It's the perfect microcosm for an international conflict -- people from two fighting nations, sharing one business space.
"Everything is okay, we love each other," said store owner Maia Tchanturia.
Tchanturia and her husband Yakhtang Mebuke run a Georgian delicatessen. On the other side of the room there is a Russian bakery with a steady stream of Russian customers.
Occasionally, tempers do flare, but this is as fiery as the place ever gets. With the real battle so far away, most Russian customers are more moderate.
We pray to God for Georgia, yeah," said Russian customer Oxana Rudenco.
"What do Georgians want from the United States?" asked ABC7's Wayne Freedman.
"Help and friendship only," said
Maia and her husband moved to San Francisco five years ago. He was a civil engineer and she was an art critic. There have been times this week when they practically had to pry themselves from the news to get their work done.
"Russia a big problem, very big monster," said Mebuke.
"Russia is a big country and Georgia very small. And somebody must help us," said Tchanturia.
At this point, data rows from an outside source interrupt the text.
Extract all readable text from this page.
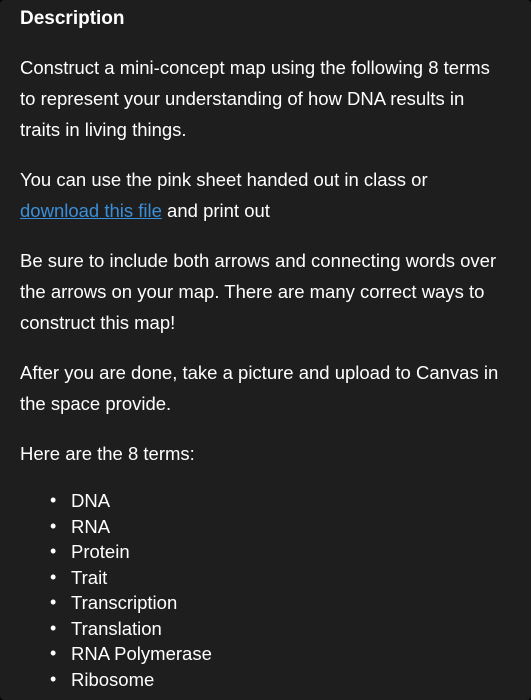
Description

Construct a mini-concept map using the following 8 terms to represent your understanding of how DNA results in traits in living things.

You can use the pink sheet handed out in class or download this file and print out

Be sure to include both arrows and connecting words over the arrows on your map. There are many correct ways to construct this map!

After you are done, take a picture and upload to Canvas in the space provide.

Here are the 8 terms:

• DNA
• RNA
• Protein
• Trait
• Transcription
• Translation
• RNA Polymerase
• Ribosome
But how much help? The Georgian side of the room appreciates the humanitarian aid that arrived on Thursday. They also want more.
"I don't know, but I am thinking military help," said Mebuke
So in a store where usually a taste of Russia and Georgia remains in the palette, it included politics as well. The difference is that at the Russia-Tbilisi bakery, they fight with words instead of bullets.